1. Diplomatic Recognition and Sovereignty
The Shih-lu records the frequent arrival of envoys from Malacca. In the eyes of the Ming court, Malacca was a "model" tributary state.
- The 1431 Decree: One of the most significant entries is a decree issued by Xuande to the King of Siam (Ayutthaya). The Shih-lu notes that Malacca’s King, Sri Maharaja, complained of Siamese harassment. The Emperor sent a stern warning to Siam to stop interfering with Malacca, effectively acting as a "security guarantor" for the Malay Kingdom.
- Investiture: The records detail the gifting of the "silver seal" and official robes to the Malaccan rulers, which legitimized their authority in the eyes of other regional powers.
2. The Final Voyages of Zheng He
The Xuande Shih-lu provides the official justification for the seventh and final voyage (1431–1433).
- Restoring the Tribute System: The records state that because many overseas countries had stopped sending tribute during the brief hiatus after the Yongle Emperor’s death, Zheng He was dispatched to "instruct" them on their duties.
- Malacca as the Base: The Shih-lu confirms that Malacca served as the primary "Guan-chang" (Government Depot). It was the logistics hub where the fleet would regroup, store goods, and wait for the monsoon winds.

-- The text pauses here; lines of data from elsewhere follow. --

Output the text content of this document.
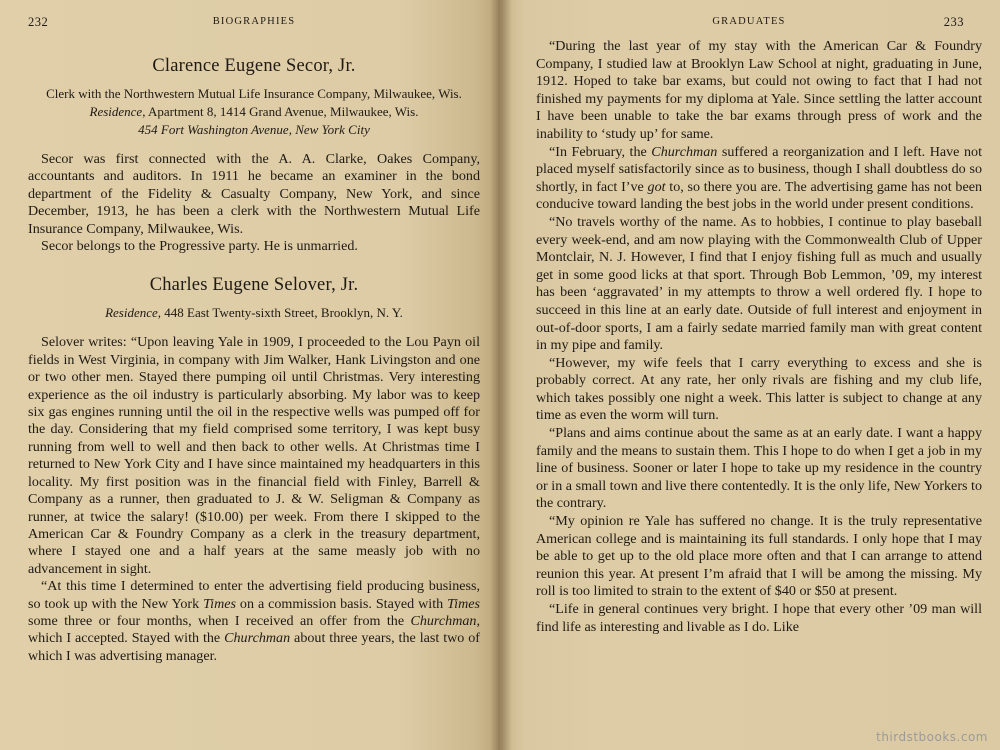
232	BIOGRAPHIES
Clarence Eugene Secor, Jr.
Clerk with the Northwestern Mutual Life Insurance Company, Milwaukee, Wis.
Residence, Apartment 8, 1414 Grand Avenue, Milwaukee, Wis.
454 Fort Washington Avenue, New York City

Secor was first connected with the A. A. Clarke, Oakes Company, accountants and auditors. In 1911 he became an examiner in the bond department of the Fidelity & Casualty Company, New York, and since December, 1913, he has been a clerk with the Northwestern Mutual Life Insurance Company, Milwaukee, Wis.

Secor belongs to the Progressive party. He is unmarried.

Charles Eugene Selover, Jr.
Residence, 448 East Twenty-sixth Street, Brooklyn, N. Y.

Selover writes: “Upon leaving Yale in 1909, I proceeded to the Lou Payn oil fields in West Virginia, in company with Jim Walker, Hank Livingston and one or two other men. Stayed there pumping oil until Christmas. Very interesting experience as the oil industry is particularly absorbing. My labor was to keep six gas engines running until the oil in the respective wells was pumped off for the day. Considering that my field comprised some territory, I was kept busy running from well to well and then back to other wells. At Christmas time I returned to New York City and I have since maintained my headquarters in this locality. My first position was in the financial field with Finley, Barrell & Company as a runner, then graduated to J. & W. Seligman & Company as runner, at twice the salary! ($10.00) per week. From there I skipped to the American Car & Foundry Company as a clerk in the treasury department, where I stayed one and a half years at the same measly job with no advancement in sight.

“At this time I determined to enter the advertising field producing business, so took up with the New York Times on a commission basis. Stayed with Times some three or four months, when I received an offer from the Churchman, which I accepted. Stayed with the Churchman about three years, the last two of which I was advertising manager.

GRADUATES	233

“During the last year of my stay with the American Car & Foundry Company, I studied law at Brooklyn Law School at night, graduating in June, 1912. Hoped to take bar exams, but could not owing to fact that I had not finished my payments for my diploma at Yale. Since settling the latter account I have been unable to take the bar exams through press of work and the inability to ‘study up’ for same.

“In February, the Churchman suffered a reorganization and I left. Have not placed myself satisfactorily since as to business, though I shall doubtless do so shortly, in fact I’ve got to, so there you are. The advertising game has not been conducive toward landing the best jobs in the world under present conditions.

“No travels worthy of the name. As to hobbies, I continue to play baseball every week-end, and am now playing with the Commonwealth Club of Upper Montclair, N. J. However, I find that I enjoy fishing full as much and usually get in some good licks at that sport. Through Bob Lemmon, ’09, my interest has been ‘aggravated’ in my attempts to throw a well ordered fly. I hope to succeed in this line at an early date. Outside of full interest and enjoyment in out-of-door sports, I am a fairly sedate married family man with great content in my pipe and family.

“However, my wife feels that I carry everything to excess and she is probably correct. At any rate, her only rivals are fishing and my club life, which takes possibly one night a week. This latter is subject to change at any time as even the worm will turn.

“Plans and aims continue about the same as at an early date. I want a happy family and the means to sustain them. This I hope to do when I get a job in my line of business. Sooner or later I hope to take up my residence in the country or in a small town and live there contentedly. It is the only life, New Yorkers to the contrary.

“My opinion re Yale has suffered no change. It is the truly representative American college and is maintaining its full standards. I only hope that I may be able to get up to the old place more often and that I can arrange to attend reunion this year. At present I’m afraid that I will be among the missing. My roll is too limited to strain to the extent of $40 or $50 at present.

“Life in general continues very bright. I hope that every other ’09 man will find life as interesting and livable as I do. Like

thirdstbooks.com
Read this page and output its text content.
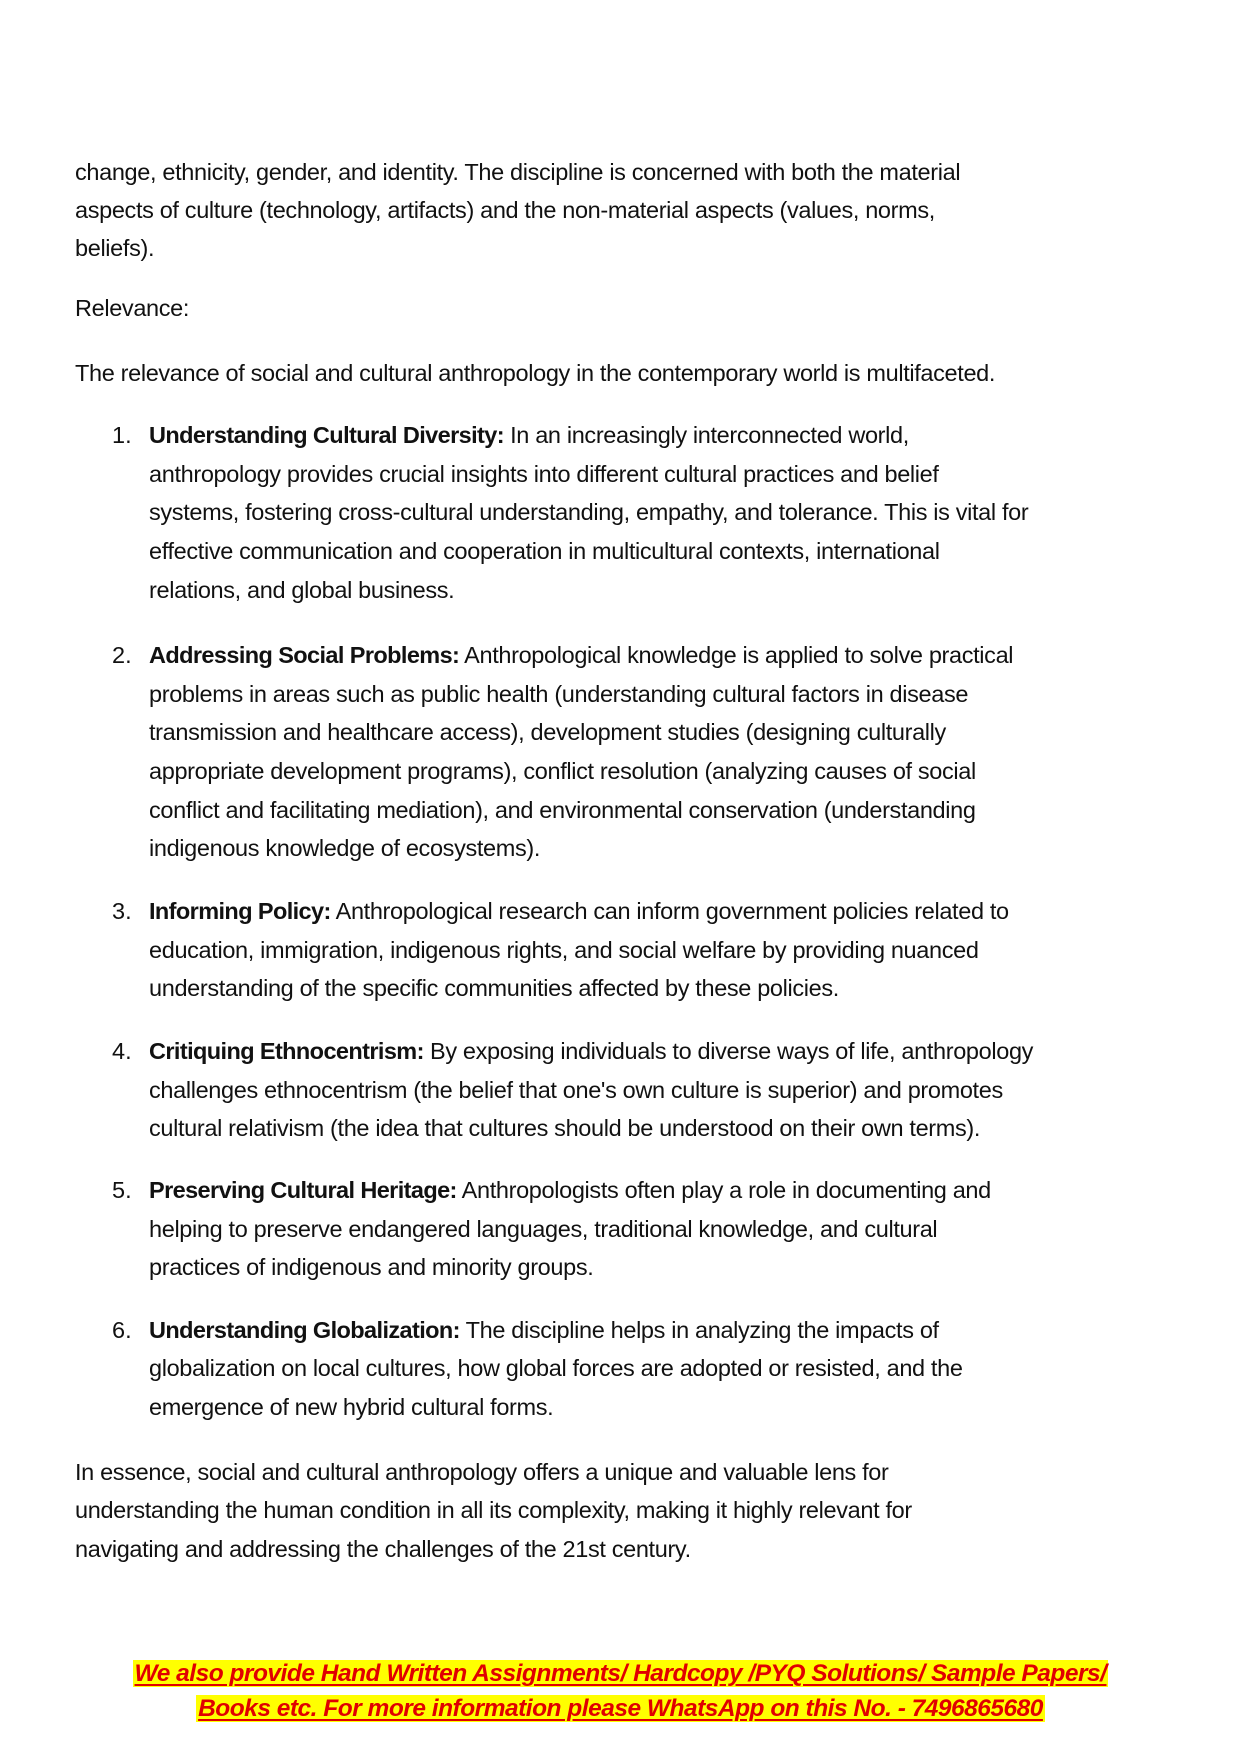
change, ethnicity, gender, and identity. The discipline is concerned with both the material
aspects of culture (technology, artifacts) and the non-material aspects (values, norms,
beliefs).
Relevance:
The relevance of social and cultural anthropology in the contemporary world is multifaceted.
1. Understanding Cultural Diversity: In an increasingly interconnected world,
anthropology provides crucial insights into different cultural practices and belief
systems, fostering cross-cultural understanding, empathy, and tolerance. This is vital for
effective communication and cooperation in multicultural contexts, international
relations, and global business.
2. Addressing Social Problems: Anthropological knowledge is applied to solve practical
problems in areas such as public health (understanding cultural factors in disease
transmission and healthcare access), development studies (designing culturally
appropriate development programs), conflict resolution (analyzing causes of social
conflict and facilitating mediation), and environmental conservation (understanding
indigenous knowledge of ecosystems).
3. Informing Policy: Anthropological research can inform government policies related to
education, immigration, indigenous rights, and social welfare by providing nuanced
understanding of the specific communities affected by these policies.
4. Critiquing Ethnocentrism: By exposing individuals to diverse ways of life, anthropology
challenges ethnocentrism (the belief that one's own culture is superior) and promotes
cultural relativism (the idea that cultures should be understood on their own terms).
5. Preserving Cultural Heritage: Anthropologists often play a role in documenting and
helping to preserve endangered languages, traditional knowledge, and cultural
practices of indigenous and minority groups.
6. Understanding Globalization: The discipline helps in analyzing the impacts of
globalization on local cultures, how global forces are adopted or resisted, and the
emergence of new hybrid cultural forms.
In essence, social and cultural anthropology offers a unique and valuable lens for
understanding the human condition in all its complexity, making it highly relevant for
navigating and addressing the challenges of the 21st century.
We also provide Hand Written Assignments/ Hardcopy /PYQ Solutions/ Sample Papers/
Books etc. For more information please WhatsApp on this No. - 7496865680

3. Death of the Malaccan King
A poignant entry in the Shih-lu (dated 1433–1434) records the death of the Malaccan King while he was in China or shortly after his visit.
- The records show that the Emperor ordered a formal funeral sacrifice and provided a ship to carry the King’s son and successor back to Malacca to be officially installed as the new ruler. This illustrates the deep, almost paternalistic, relationship the Ming court felt toward the Malaccan royalty.
Comparison of Perspectives
Why the 1430s Matter
The records from this decade are bittersweet. While they show Malacca at its most secure under Chinese protection, they also mark the beginning of the Ming Isolationism. After the Xuande Emperor’s death in 1435, the Shih-lu shows a sharp decline in naval funding, leaving Malacca to eventually defend itself against regional rivals and, later, European powers.